The share of open-access material varies considerably between fields, of course. At the low end is agricultural science, with 12 percent. Computer science is in the lead, with half of scholarly publications being freely available. (The percentages are broken down by field in the paper’s second table.)
In July, Enrique Orduña-Malea and three other researchers in Spain published “About the Size of Google Scholar: Playing the Numbers” through the site arXiv. The paper begins with an assessment of the methodology and findings of Khabsa and Lee. In particular, Orduña-Malea et al. stress “the low indexation of institutional repositories on Google Scholar” and the GS policy of not indexing files over 5MB, “a procedure which is especially critical for doctoral theses).” They suggest that the earlier study probably underestimates the size of the academic web – even of its strictly Anglophone component -- while overestimating how much of it Google Scholar indexes.
The authors go on to describe a battery of tests designed to measure GS “from the inside,” so to speak. Generally this involved performing searches for particular kinds of documents or search terms, using different temporal filters. For example: the search could be made for patents and citations issued in a century, then by decade within that century, and the result compared.
An intriguing variant is what the authors call an “absurd query,” in which the search is for a very common word likely to be found in most documents, with variations on the search parameters, including temporal filters.
The Khabsa-Lee study came up with the estimate that Google Scholar indexed 99.3 million documents in English. Extrapolating from that, with English accounting for 65 percent of GS material, Orduña-Malea et al. determine that the Khabsa-Lee method yields a total Google Scholar database of 152.7 million documents. (Despite their critique, the authors call Khabsa and Lee’s work “novel and brilliant.”)
The methods that Orduña-Malea and his colleagues tried were not restricted to English-language scholarship.
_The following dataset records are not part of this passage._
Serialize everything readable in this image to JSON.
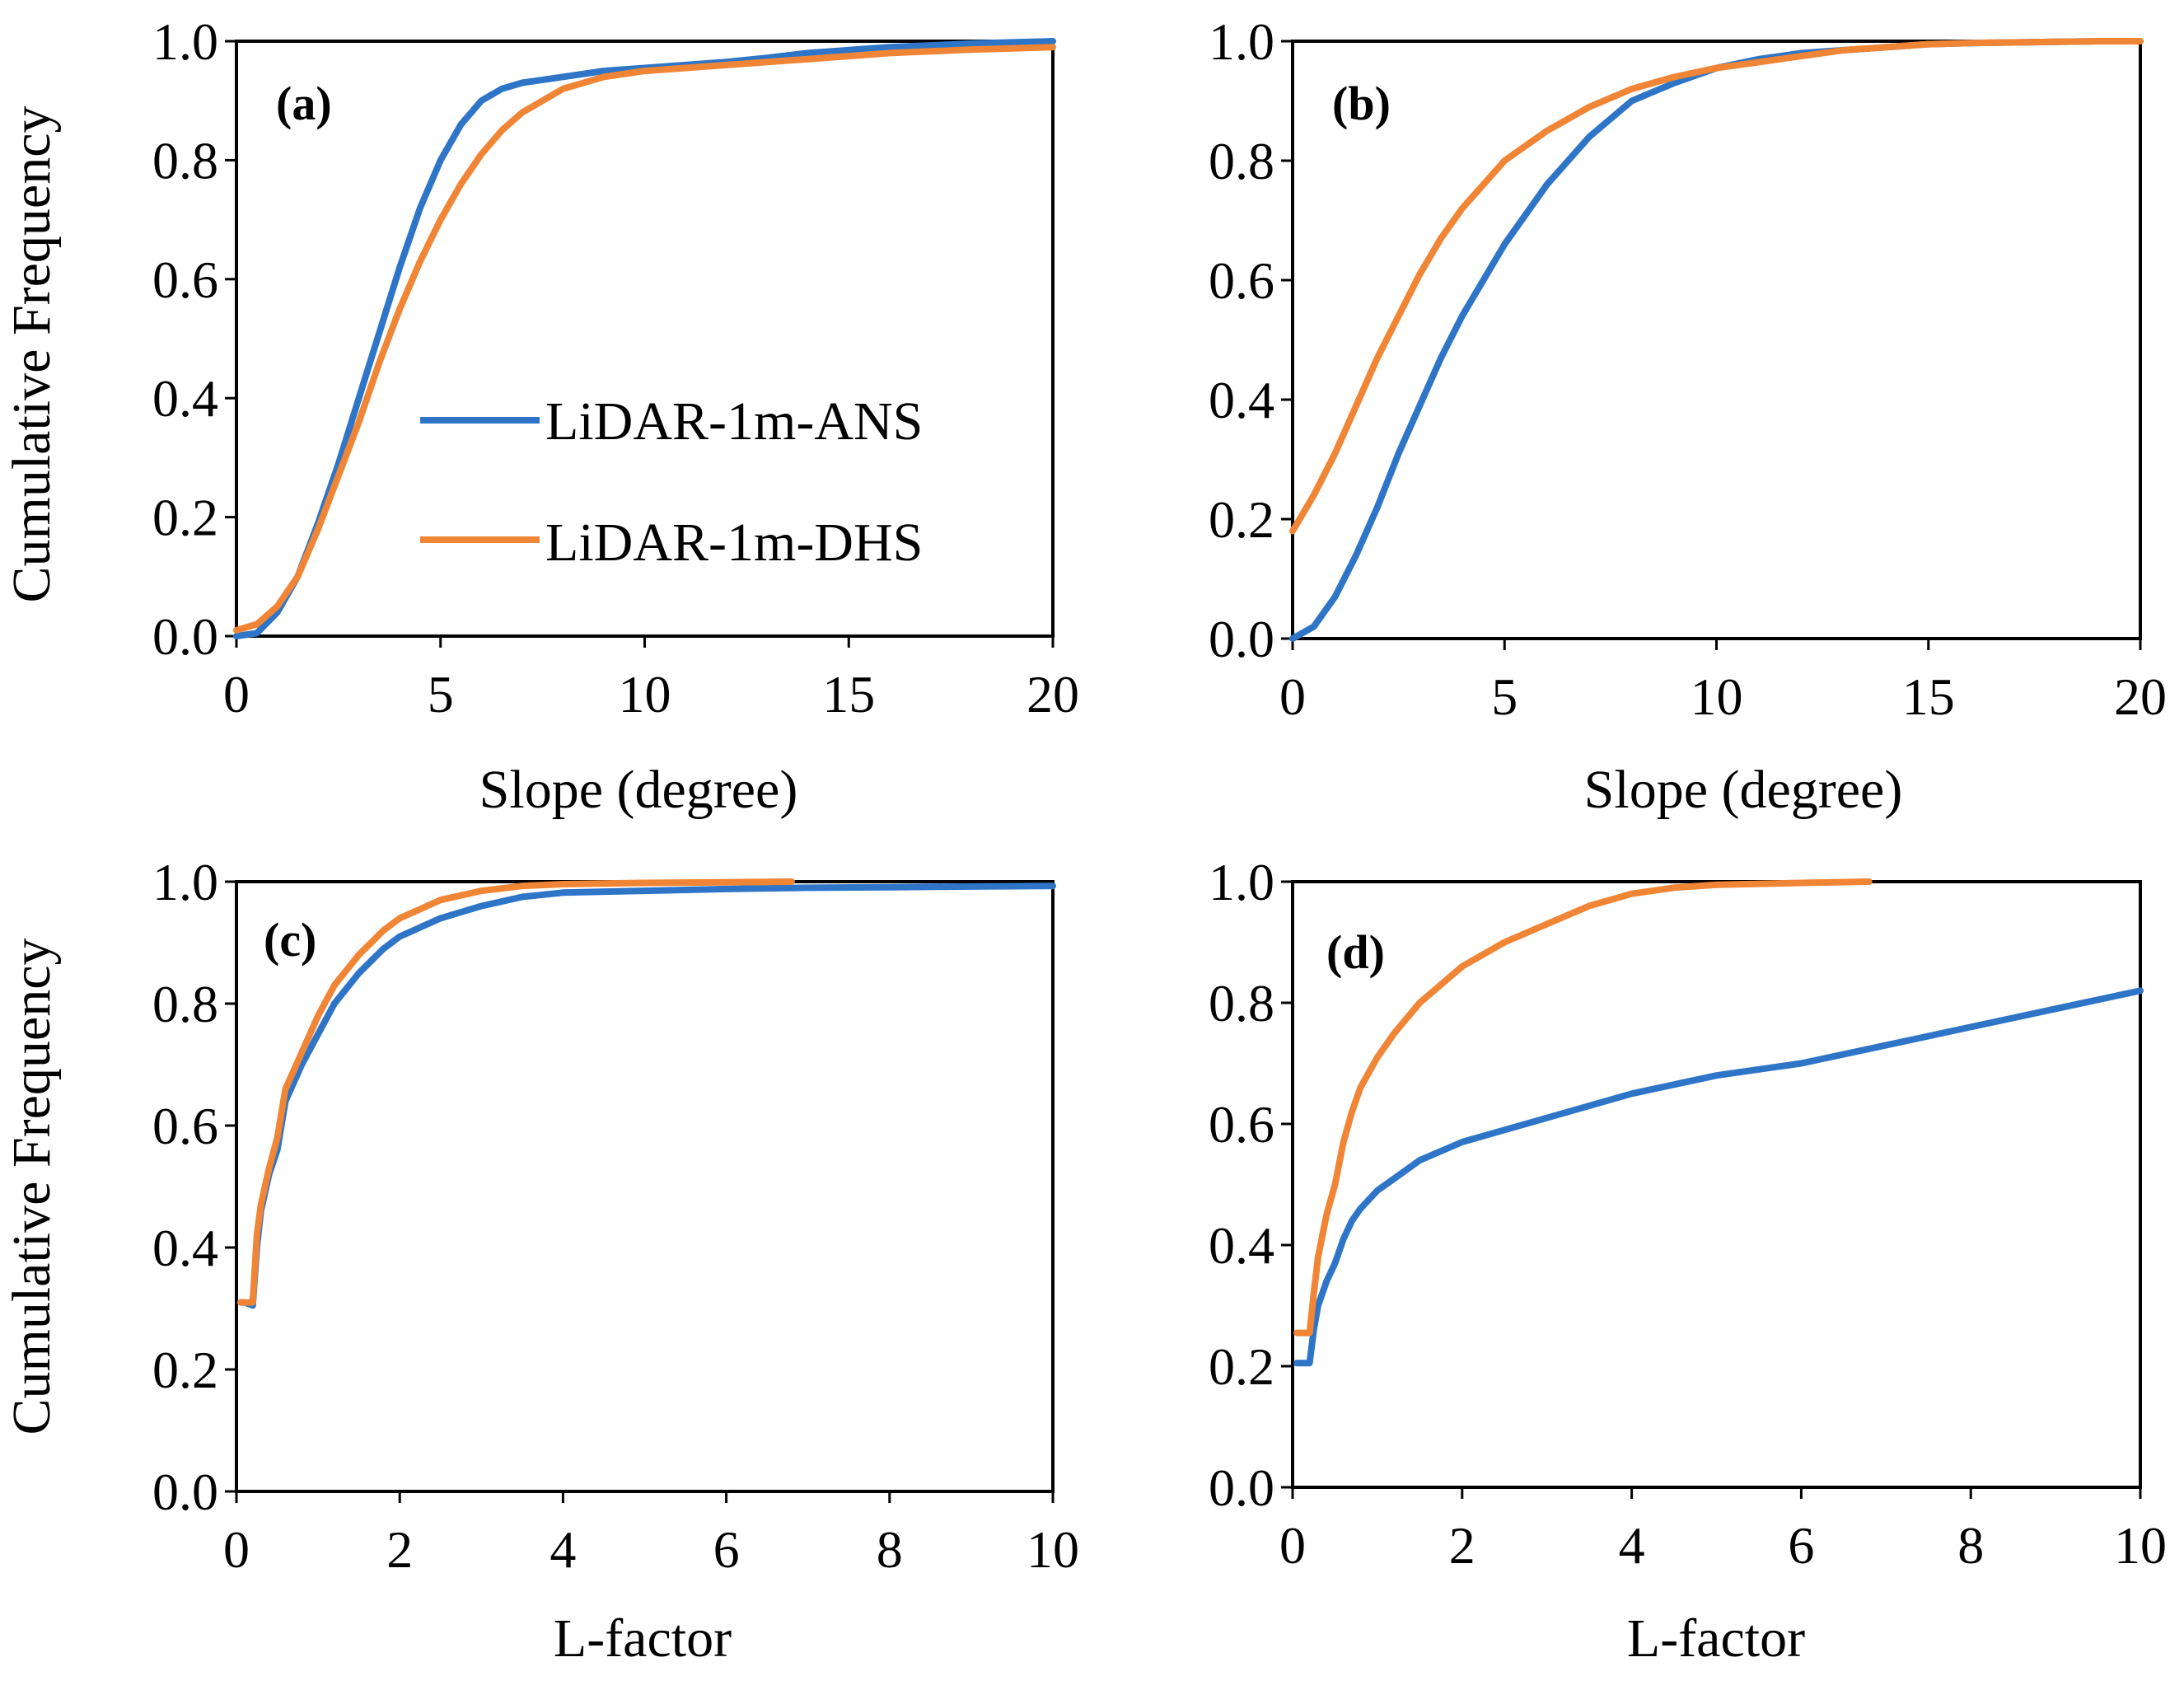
{
  "figure": {
    "legend": {
      "series_names": [
        "LiDAR-1m-ANS",
        "LiDAR-1m-DHS"
      ]
    }
  },
  "colors": {
    "ans": "#2E75C8",
    "dhs": "#F08535"
  },
  "chart_data": [
    {
      "panel": "(a)",
      "type": "line",
      "xlabel": "Slope (degree)",
      "ylabel": "Cumulative Frequency",
      "xlim": [
        0,
        20
      ],
      "ylim": [
        0,
        1
      ],
      "xticks": [
        "0",
        "5",
        "10",
        "15",
        "20"
      ],
      "yticks": [
        "0.0",
        "0.2",
        "0.4",
        "0.6",
        "0.8",
        "1.0"
      ],
      "legend": "center-right",
      "series": [
        {
          "name": "LiDAR-1m-ANS",
          "color": "ans",
          "x": [
            0,
            0.5,
            1,
            1.5,
            2,
            2.5,
            3,
            3.5,
            4,
            4.5,
            5,
            5.5,
            6,
            6.5,
            7,
            7.5,
            8,
            9,
            10,
            11,
            12,
            13,
            14,
            15,
            16,
            17,
            18,
            19,
            20
          ],
          "y": [
            0,
            0.005,
            0.04,
            0.1,
            0.19,
            0.29,
            0.4,
            0.51,
            0.62,
            0.72,
            0.8,
            0.86,
            0.9,
            0.92,
            0.93,
            0.935,
            0.94,
            0.95,
            0.955,
            0.96,
            0.965,
            0.972,
            0.98,
            0.985,
            0.99,
            0.993,
            0.996,
            0.998,
            1.0
          ]
        },
        {
          "name": "LiDAR-1m-DHS",
          "color": "dhs",
          "x": [
            0,
            0.5,
            1,
            1.5,
            2,
            2.5,
            3,
            3.5,
            4,
            4.5,
            5,
            5.5,
            6,
            6.5,
            7,
            7.5,
            8,
            9,
            10,
            11,
            12,
            13,
            14,
            15,
            16,
            17,
            18,
            19,
            20
          ],
          "y": [
            0.01,
            0.02,
            0.05,
            0.1,
            0.18,
            0.27,
            0.36,
            0.46,
            0.55,
            0.63,
            0.7,
            0.76,
            0.81,
            0.85,
            0.88,
            0.9,
            0.92,
            0.94,
            0.95,
            0.955,
            0.96,
            0.965,
            0.97,
            0.975,
            0.98,
            0.983,
            0.986,
            0.988,
            0.99
          ]
        }
      ]
    },
    {
      "panel": "(b)",
      "type": "line",
      "xlabel": "Slope (degree)",
      "ylabel": "",
      "xlim": [
        0,
        20
      ],
      "ylim": [
        0,
        1
      ],
      "xticks": [
        "0",
        "5",
        "10",
        "15",
        "20"
      ],
      "yticks": [
        "0.0",
        "0.2",
        "0.4",
        "0.6",
        "0.8",
        "1.0"
      ],
      "series": [
        {
          "name": "LiDAR-1m-ANS",
          "color": "ans",
          "x": [
            0,
            0.5,
            1,
            1.5,
            2,
            2.5,
            3,
            3.5,
            4,
            5,
            6,
            7,
            8,
            9,
            10,
            11,
            12,
            13,
            14,
            15,
            16,
            17,
            18,
            19,
            20
          ],
          "y": [
            0,
            0.02,
            0.07,
            0.14,
            0.22,
            0.31,
            0.39,
            0.47,
            0.54,
            0.66,
            0.76,
            0.84,
            0.9,
            0.93,
            0.955,
            0.97,
            0.98,
            0.985,
            0.99,
            0.995,
            0.997,
            0.998,
            0.999,
            1.0,
            1.0
          ]
        },
        {
          "name": "LiDAR-1m-DHS",
          "color": "dhs",
          "x": [
            0,
            0.5,
            1,
            1.5,
            2,
            2.5,
            3,
            3.5,
            4,
            5,
            6,
            7,
            8,
            9,
            10,
            11,
            12,
            13,
            14,
            15,
            16,
            17,
            18,
            19,
            20
          ],
          "y": [
            0.18,
            0.24,
            0.31,
            0.39,
            0.47,
            0.54,
            0.61,
            0.67,
            0.72,
            0.8,
            0.85,
            0.89,
            0.92,
            0.94,
            0.955,
            0.965,
            0.975,
            0.985,
            0.99,
            0.995,
            0.997,
            0.998,
            0.999,
            1.0,
            1.0
          ]
        }
      ]
    },
    {
      "panel": "(c)",
      "type": "line",
      "xlabel": "L-factor",
      "ylabel": "Cumulative Frequency",
      "xlim": [
        0,
        10
      ],
      "ylim": [
        0,
        1
      ],
      "xticks": [
        "0",
        "2",
        "4",
        "6",
        "8",
        "10"
      ],
      "yticks": [
        "0.0",
        "0.2",
        "0.4",
        "0.6",
        "0.8",
        "1.0"
      ],
      "series": [
        {
          "name": "LiDAR-1m-ANS",
          "color": "ans",
          "x": [
            0.05,
            0.1,
            0.2,
            0.25,
            0.3,
            0.4,
            0.5,
            0.6,
            0.8,
            1.0,
            1.2,
            1.5,
            1.8,
            2.0,
            2.5,
            3.0,
            3.5,
            4.0,
            5.0,
            6.0,
            7.0,
            8.0,
            9.0,
            10.0
          ],
          "y": [
            0.31,
            0.31,
            0.305,
            0.4,
            0.46,
            0.52,
            0.56,
            0.64,
            0.7,
            0.75,
            0.8,
            0.85,
            0.89,
            0.91,
            0.94,
            0.96,
            0.975,
            0.982,
            0.985,
            0.988,
            0.99,
            0.991,
            0.992,
            0.993
          ]
        },
        {
          "name": "LiDAR-1m-DHS",
          "color": "dhs",
          "x": [
            0.05,
            0.1,
            0.2,
            0.25,
            0.3,
            0.4,
            0.5,
            0.6,
            0.8,
            1.0,
            1.2,
            1.5,
            1.8,
            2.0,
            2.5,
            3.0,
            3.5,
            4.0,
            5.0,
            6.0,
            6.8
          ],
          "y": [
            0.31,
            0.31,
            0.31,
            0.42,
            0.47,
            0.53,
            0.58,
            0.66,
            0.72,
            0.78,
            0.83,
            0.88,
            0.92,
            0.94,
            0.97,
            0.985,
            0.993,
            0.996,
            0.998,
            0.999,
            1.0
          ]
        }
      ]
    },
    {
      "panel": "(d)",
      "type": "line",
      "xlabel": "L-factor",
      "ylabel": "",
      "xlim": [
        0,
        10
      ],
      "ylim": [
        0,
        1
      ],
      "xticks": [
        "0",
        "2",
        "4",
        "6",
        "8",
        "10"
      ],
      "yticks": [
        "0.0",
        "0.2",
        "0.4",
        "0.6",
        "0.8",
        "1.0"
      ],
      "series": [
        {
          "name": "LiDAR-1m-ANS",
          "color": "ans",
          "x": [
            0.05,
            0.1,
            0.2,
            0.25,
            0.3,
            0.4,
            0.5,
            0.6,
            0.7,
            0.8,
            1.0,
            1.2,
            1.5,
            2.0,
            2.5,
            3.0,
            4.0,
            5.0,
            6.0,
            7.0,
            8.0,
            9.0,
            10.0
          ],
          "y": [
            0.205,
            0.205,
            0.205,
            0.26,
            0.3,
            0.34,
            0.37,
            0.41,
            0.44,
            0.46,
            0.49,
            0.51,
            0.54,
            0.57,
            0.59,
            0.61,
            0.65,
            0.68,
            0.7,
            0.73,
            0.76,
            0.79,
            0.82
          ]
        },
        {
          "name": "LiDAR-1m-DHS",
          "color": "dhs",
          "x": [
            0.05,
            0.1,
            0.2,
            0.25,
            0.3,
            0.4,
            0.5,
            0.6,
            0.7,
            0.8,
            1.0,
            1.2,
            1.5,
            2.0,
            2.5,
            3.0,
            3.5,
            4.0,
            4.5,
            5.0,
            6.0,
            6.8
          ],
          "y": [
            0.255,
            0.255,
            0.255,
            0.32,
            0.38,
            0.45,
            0.5,
            0.57,
            0.62,
            0.66,
            0.71,
            0.75,
            0.8,
            0.86,
            0.9,
            0.93,
            0.96,
            0.98,
            0.99,
            0.995,
            0.998,
            1.0
          ]
        }
      ]
    }
  ]
}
Their findings varied from a low of 126.3 million documents in Google Scholar to a high of 176.8 million.
For their part, the Spanish researchers conclude that a judicious estimate would be in the neighborhood of 160 million items. “However,” they write, “the fact that all methods show great inconsistencies, limitations and uncertainties, makes us wonder why Google does not simply provide this information to the scientific community if the company really knows this figure.”
It’s a fair point, and one the company should answer. Its 10th anniversary might be a good time for Google Scholar to give its users the gift of transparency.